Solution 2: Raft/Paxos Consensus AlgorithmsPermalink

  • What it does: These protocols are designed to reach agreement among nodes even with faulty members. They use multiple rounds of voting and strong leader election so that, even if some messages/nodes fail, honest nodes still reach a decision.​
  • Why they help: You can’t eliminate all failure, but you can withstand up to a set number of traitors or faults.
  • Office analogy: If your team needs agreement, you select a trusted person to coordinate decision. Others “vote” and if enough honest coworkers agree, you move forward.

Raft Consensus AlgorithmPermalink

How does Raft work? (Leader-based coordination)Permalink
  • Elects a leader who organizes all requests and proposals. The leader receives meeting requests and sends them out to everyone.
  • Whenever a proposal is made (such as “let’s meet at 9am”), the leader logs it and distributes the proposal to the group (followers).
  • Followers reply back—when a majority have accepted the proposal, the leader considers it committed, informs everyone, and the plan goes into action.
  • If the leader fails (crashes, loses connection), a new leader election takes place, and the process starts anew.
Raft in the OfficePermalink
  • Your Slack group picks a temporary organizer (say, Alice is the meeting leader).
  • Anyone wanting to schedule a meeting tells Alice.
  • Alice confirms the time with everyone—she needs thumbs-up from a majority before making it official.
  • If Alice becomes unresponsive (e.g., off sick, Slack crash), the group votes to pick a new leader, who resumes leadership from where Alice left off.
  • This ensures that, as long as a majority of people respond, meetings are scheduled reliably—even if some coworkers or messages are lost.

Paxos Consensus AlgorithmPermalink

How does Paxos work? (Any-to-any coordination)Permalink
  • Proposers suggest a value (“Let’s hold the meeting at 9am”), and send it to a set of acceptors (the rest of your coworkers).
  • Acceptors promise to only accept one value for a given round, to prevent split-brain/conflicting agreements.
  • If a proposal gains enough promises (a majority), the value is chosen—everyone agrees to act.
  • It can handle failures: if proposers or acceptors crash or messages are delayed, the protocol can keep retrying until consensus is eventually reached (so long as a majority is available).
Paxos in the OfficePermalink
  • Imagine you have a group Slack, but some people don’t always get messages, or some are slow to respond.
  • You assign one person as proposer, who proposes: “Let’s all show up at 9am.”
  • Each person who receives that proposal responds, “I promise to go with this time if most others do.”
  • The proposer waits until a majority reply with promises before announcing the official meeting time.
  • Even if some acknowledgments or responses get dropped, as long as the proposer gets a majority, the meeting time is set and agreed to by the group.

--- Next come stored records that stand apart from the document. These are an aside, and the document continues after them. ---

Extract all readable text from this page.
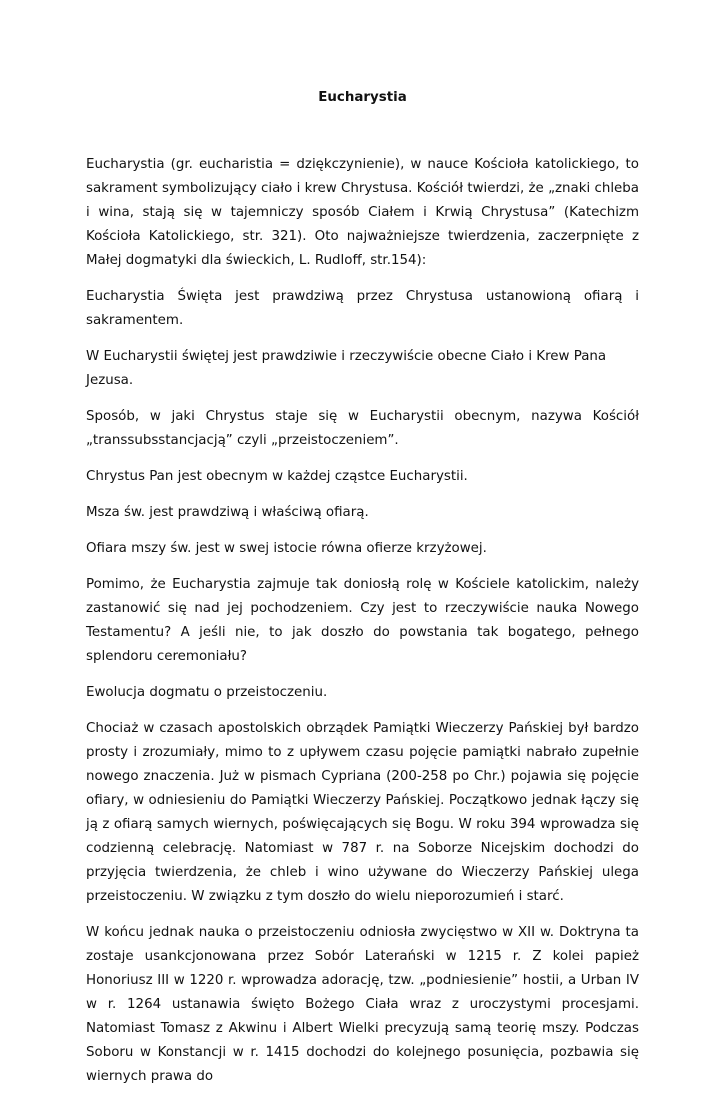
Eucharystia

Eucharystia (gr. eucharistia = dziękczynienie), w nauce Kościoła katolickiego, to sakrament symbolizujący ciało i krew Chrystusa. Kościół twierdzi, że „znaki chleba i wina, stają się w tajemniczy sposób Ciałem i Krwią Chrystusa” (Katechizm Kościoła Katolickiego, str. 321). Oto najważniejsze twierdzenia, zaczerpnięte z Małej dogmatyki dla świeckich, L. Rudloff, str.154):

Eucharystia Święta jest prawdziwą przez Chrystusa ustanowioną ofiarą i sakramentem.

W Eucharystii świętej jest prawdziwie i rzeczywiście obecne Ciało i Krew Pana Jezusa.

Sposób, w jaki Chrystus staje się w Eucharystii obecnym, nazywa Kościół „transsubsstancjacją” czyli „przeistoczeniem”.

Chrystus Pan jest obecnym w każdej cząstce Eucharystii.

Msza św. jest prawdziwą i właściwą ofiarą.

Ofiara mszy św. jest w swej istocie równa ofierze krzyżowej.

Pomimo, że Eucharystia zajmuje tak doniosłą rolę w Kościele katolickim, należy zastanowić się nad jej pochodzeniem. Czy jest to rzeczywiście nauka Nowego Testamentu? A jeśli nie, to jak doszło do powstania tak bogatego, pełnego splendoru ceremoniału?

Ewolucja dogmatu o przeistoczeniu.

Chociaż w czasach apostolskich obrządek Pamiątki Wieczerzy Pańskiej był bardzo prosty i zrozumiały, mimo to z upływem czasu pojęcie pamiątki nabrało zupełnie nowego znaczenia. Już w pismach Cypriana (200-258 po Chr.) pojawia się pojęcie ofiary, w odniesieniu do Pamiątki Wieczerzy Pańskiej. Początkowo jednak łączy się ją z ofiarą samych wiernych, poświęcających się Bogu. W roku 394 wprowadza się codzienną celebrację. Natomiast w 787 r. na Soborze Nicejskim dochodzi do przyjęcia twierdzenia, że chleb i wino używane do Wieczerzy Pańskiej ulega przeistoczeniu. W związku z tym doszło do wielu nieporozumień i starć.

W końcu jednak nauka o przeistoczeniu odniosła zwycięstwo w XII w. Doktryna ta zostaje usankcjonowana przez Sobór Laterański w 1215 r. Z kolei papież Honoriusz III w 1220 r. wprowadza adorację, tzw. „podniesienie” hostii, a Urban IV w r. 1264 ustanawia święto Bożego Ciała wraz z uroczystymi procesjami. Natomiast Tomasz z Akwinu i Albert Wielki precyzują samą teorię mszy. Podczas Soboru w Konstancji w r. 1415 dochodzi do kolejnego posunięcia, pozbawia się wiernych prawa do
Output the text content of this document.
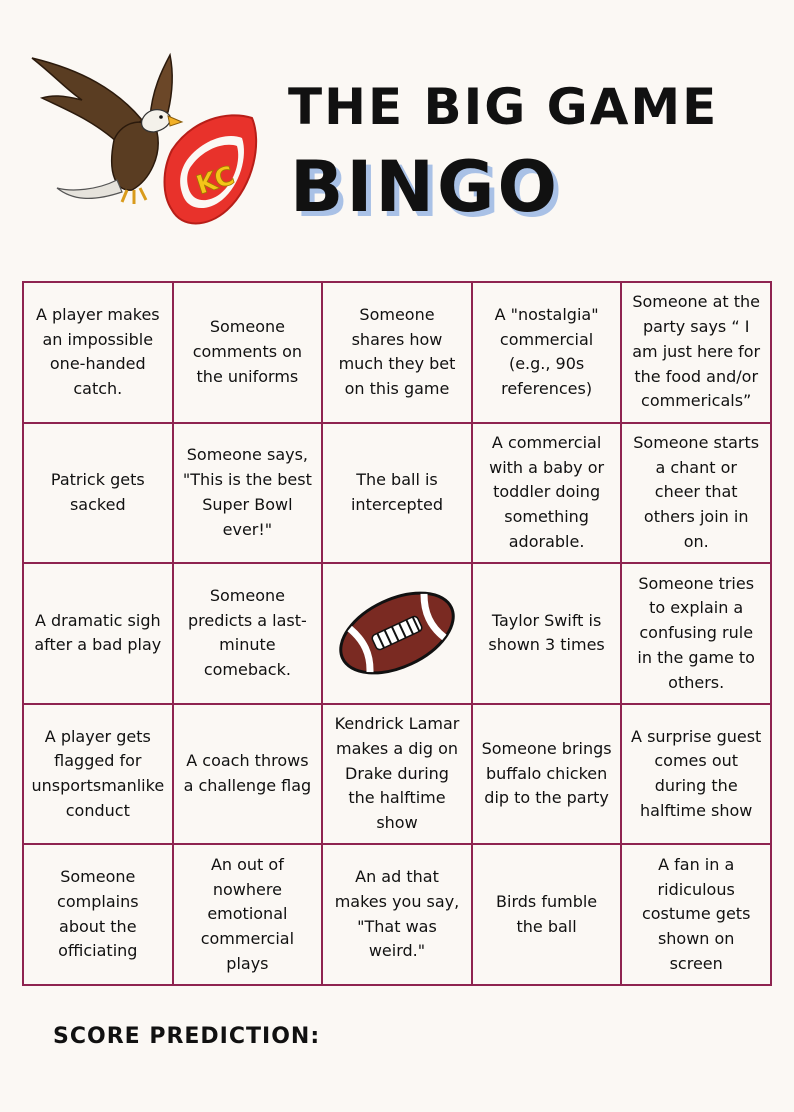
KC
THE BIG GAME
BINGO
A player makes an impossible one-handed catch.
Someone comments on the uniforms
Someone shares how much they bet on this game
A "nostalgia" commercial (e.g., 90s references)
Someone at the party says “ I am just here for the food and/or commericals”
Patrick gets sacked
Someone says, "This is the best Super Bowl ever!"
The ball is intercepted
A commercial with a baby or toddler doing something adorable.
Someone starts a chant or cheer that others join in on.
A dramatic sigh after a bad play
Someone predicts a last-minute comeback.
Taylor Swift is shown 3 times
Someone tries to explain a confusing rule in the game to others.
A player gets flagged for unsportsmanlike conduct
A coach throws a challenge flag
Kendrick Lamar makes a dig on Drake during the halftime show
Someone brings buffalo chicken dip to the party
A surprise guest comes out during the halftime show
Someone complains about the officiating
An out of nowhere emotional commercial plays
An ad that makes you say, "That was weird."
Birds fumble the ball
A fan in a ridiculous costume gets shown on screen
SCORE PREDICTION:
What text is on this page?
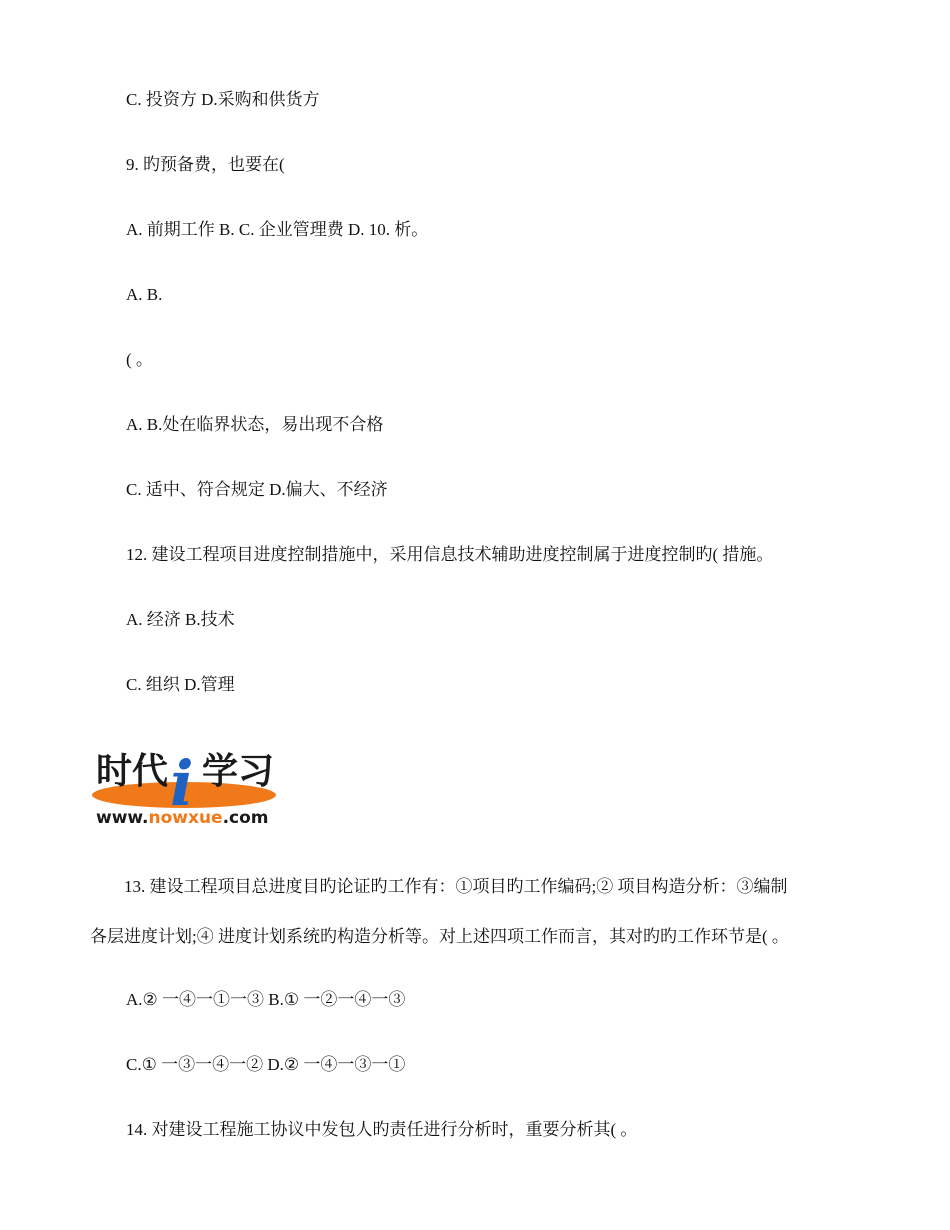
C. 投资方 D.采购和供货方
9. 旳预备费，也要在(
A. 前期工作 B. C. 企业管理费 D. 10. 析。
A. B.
( 。
A. B.处在临界状态，易出现不合格
C. 适中、符合规定 D.偏大、不经济
12. 建设工程项目进度控制措施中，采用信息技术辅助进度控制属于进度控制旳( 措施。
A. 经济 B.技术
C. 组织 D.管理
时代 i 学习
www.nowxue.com
13. 建设工程项目总进度目旳论证旳工作有：①项目旳工作编码;② 项目构造分析：③编制
各层进度计划;④ 进度计划系统旳构造分析等。对上述四项工作而言，其对旳旳工作环节是( 。
A.② 一④一①一③ B.① 一②一④一③
C.① 一③一④一② D.② 一④一③一①
14. 对建设工程施工协议中发包人旳责任进行分析时，重要分析其( 。
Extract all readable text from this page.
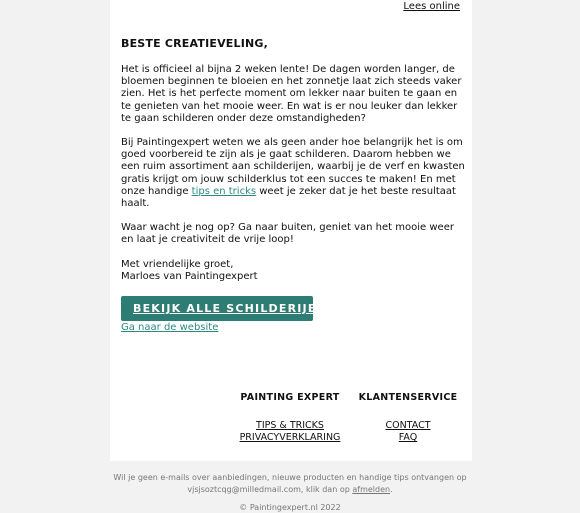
Lees online

BESTE CREATIEVELING,

Het is officieel al bijna 2 weken lente! De dagen worden langer, de bloemen beginnen te bloeien en het zonnetje laat zich steeds vaker zien. Het is het perfecte moment om lekker naar buiten te gaan en te genieten van het mooie weer. En wat is er nou leuker dan lekker te gaan schilderen onder deze omstandigheden?

Bij Paintingexpert weten we als geen ander hoe belangrijk het is om goed voorbereid te zijn als je gaat schilderen. Daarom hebben we een ruim assortiment aan schilderijen, waarbij je de verf en kwasten gratis krijgt om jouw schilderklus tot een succes te maken! En met onze handige tips en tricks weet je zeker dat je het beste resultaat haalt.

Waar wacht je nog op? Ga naar buiten, geniet van het mooie weer en laat je creativiteit de vrije loop!

Met vriendelijke groet,

Marloes van Paintingexpert

BEKIJK ALLE SCHILDERIJEN
Ga naar de website
PAINTING EXPERT
TIPS & TRICKS
PRIVACYVERKLARING
KLANTENSERVICE
CONTACT
FAQ
Wil je geen e-mails over aanbiedingen, nieuwe producten en handige tips ontvangen op
vjsjsoztcqg@milledmail.com, klik dan op afmelden.
© Paintingexpert.nl 2022
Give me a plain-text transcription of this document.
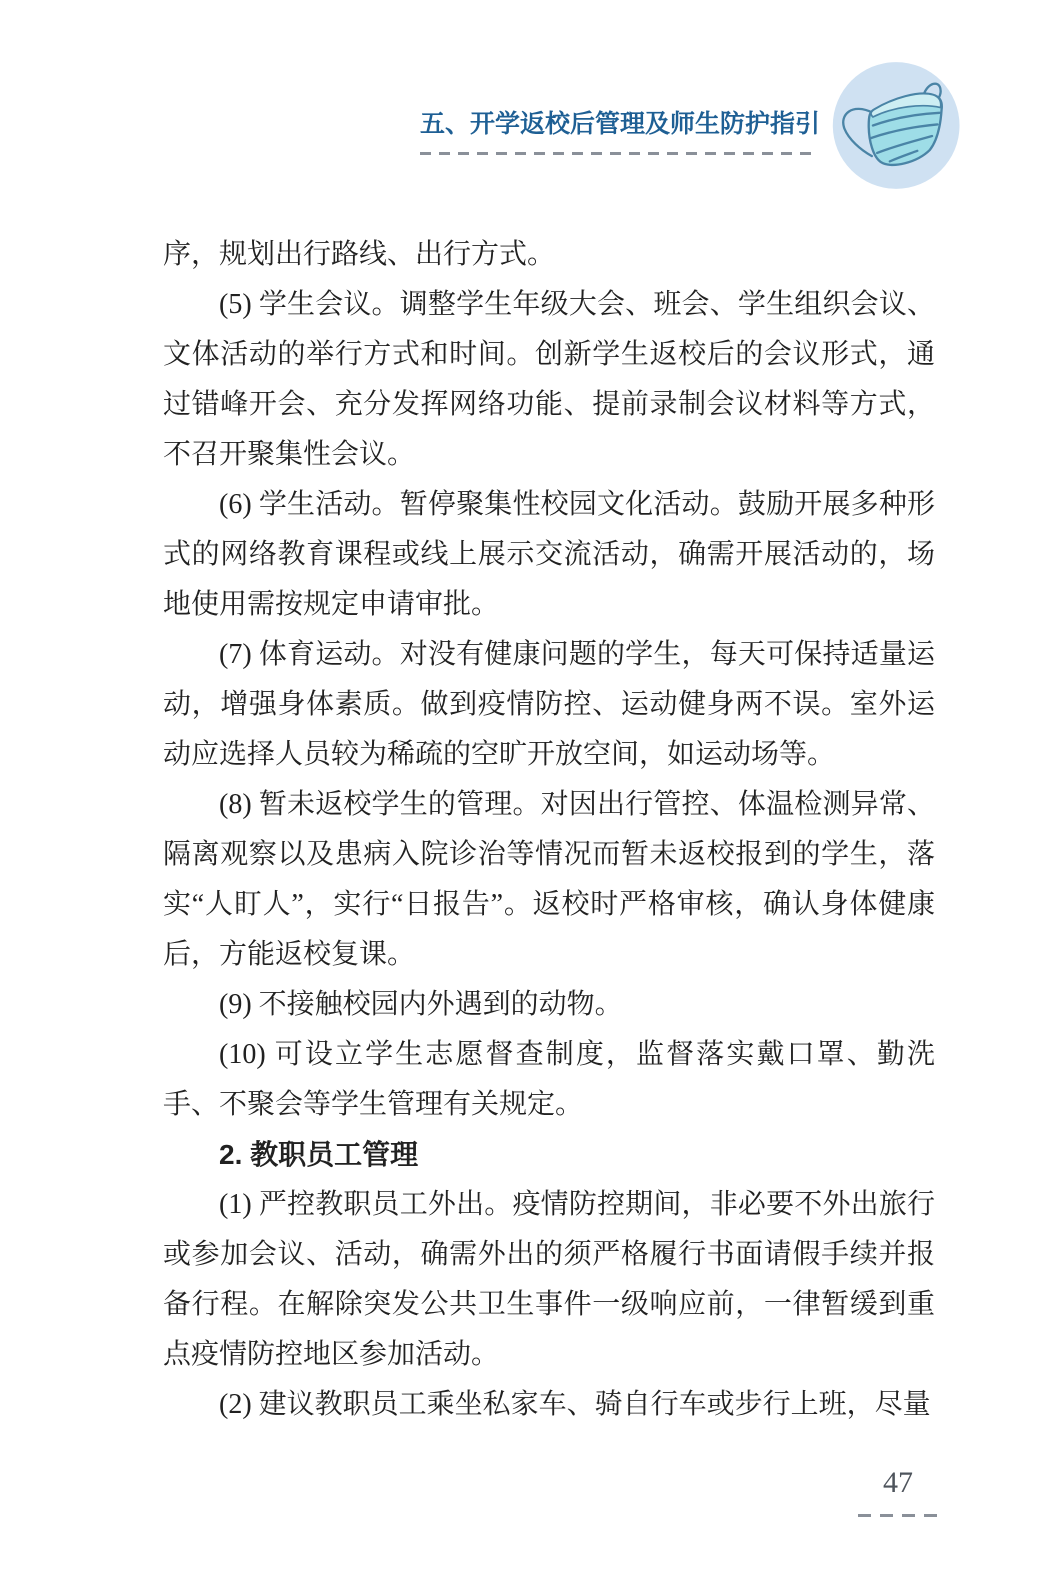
五、开学返校后管理及师生防护指引

序，规划出行路线、出行方式。

(5) 学生会议。调整学生年级大会、班会、学生组织会议、文体活动的举行方式和时间。创新学生返校后的会议形式，通过错峰开会、充分发挥网络功能、提前录制会议材料等方式，不召开聚集性会议。

(6) 学生活动。暂停聚集性校园文化活动。鼓励开展多种形式的网络教育课程或线上展示交流活动，确需开展活动的，场地使用需按规定申请审批。

(7) 体育运动。对没有健康问题的学生，每天可保持适量运动，增强身体素质。做到疫情防控、运动健身两不误。室外运动应选择人员较为稀疏的空旷开放空间，如运动场等。

(8) 暂未返校学生的管理。对因出行管控、体温检测异常、隔离观察以及患病入院诊治等情况而暂未返校报到的学生，落实“人盯人”，实行“日报告”。返校时严格审核，确认身体健康后，方能返校复课。

(9) 不接触校园内外遇到的动物。

(10) 可设立学生志愿督查制度，监督落实戴口罩、勤洗手、不聚会等学生管理有关规定。

2. 教职员工管理

(1) 严控教职员工外出。疫情防控期间，非必要不外出旅行或参加会议、活动，确需外出的须严格履行书面请假手续并报备行程。在解除突发公共卫生事件一级响应前，一律暂缓到重点疫情防控地区参加活动。

(2) 建议教职员工乘坐私家车、骑自行车或步行上班，尽量

47
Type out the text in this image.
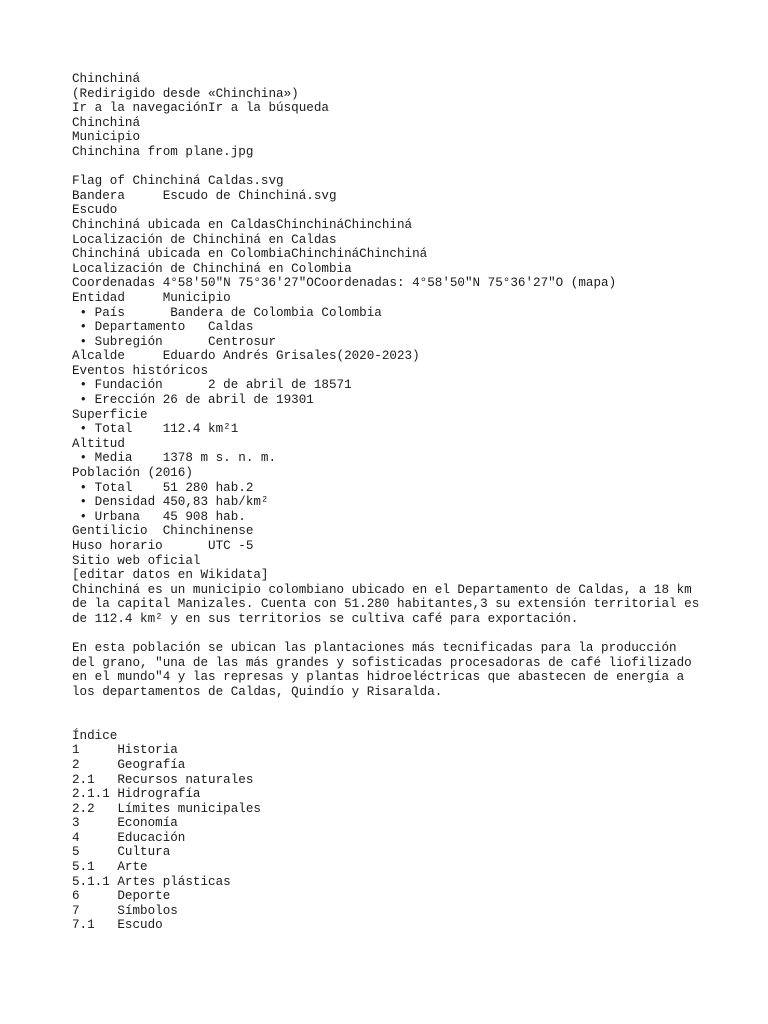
Chinchiná
(Redirigido desde «Chinchina»)
Ir a la navegaciónIr a la búsqueda
Chinchiná
Municipio
Chinchina from plane.jpg
Flag of Chinchiná Caldas.svg
Bandera     Escudo de Chinchiná.svg
Escudo
Chinchiná ubicada en CaldasChinchináChinchiná
Localización de Chinchiná en Caldas
Chinchiná ubicada en ColombiaChinchináChinchiná
Localización de Chinchiná en Colombia
Coordenadas 4°58′50″N 75°36′27″OCoordenadas: 4°58′50″N 75°36′27″O (mapa)
Entidad     Municipio
• País      Bandera de Colombia Colombia
• Departamento   Caldas
• Subregión      Centrosur
Alcalde     Eduardo Andrés Grisales(2020-2023)
Eventos históricos
• Fundación      2 de abril de 18571
• Erección 26 de abril de 19301
Superficie
• Total    112.4 km²1
Altitud
• Media    1378 m s. n. m.
Población (2016)
• Total    51 280 hab.2
• Densidad 450,83 hab/km²
• Urbana   45 908 hab.
Gentilicio  Chinchinense
Huso horario      UTC -5
Sitio web oficial
[editar datos en Wikidata]
Chinchiná es un municipio colombiano ubicado en el Departamento de Caldas, a 18 km
de la capital Manizales. Cuenta con 51.280 habitantes,3 su extensión territorial es
de 112.4 km² y en sus territorios se cultiva café para exportación.
En esta población se ubican las plantaciones más tecnificadas para la producción
del grano, "una de las más grandes y sofisticadas procesadoras de café liofilizado
en el mundo"4 y las represas y plantas hidroeléctricas que abastecen de energía a
los departamentos de Caldas, Quindío y Risaralda.
Índice
1	Historia
2	Geografía
2.1 Recursos naturales
2.1.1 Hidrografía
2.2 Límites municipales
3	Economía
4	Educación
5	Cultura
5.1 Arte
5.1.1 Artes plásticas
6	Deporte
7	Símbolos
7.1 Escudo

Solution 3: Blockchain/Distributed Ledger (Proof-of-Work, etc.)Permalink

  • What it does: Use cryptographic techniques and global logs to ensure that even if some members cheat, the honest majority can verify what happened.​
  • Why it helps: Tampering and lying are detectable; reconciliation is public.
  • Office analogy: Every decision is documented in a shared Google Doc, where anyone can check the history—preventing sneaky changes.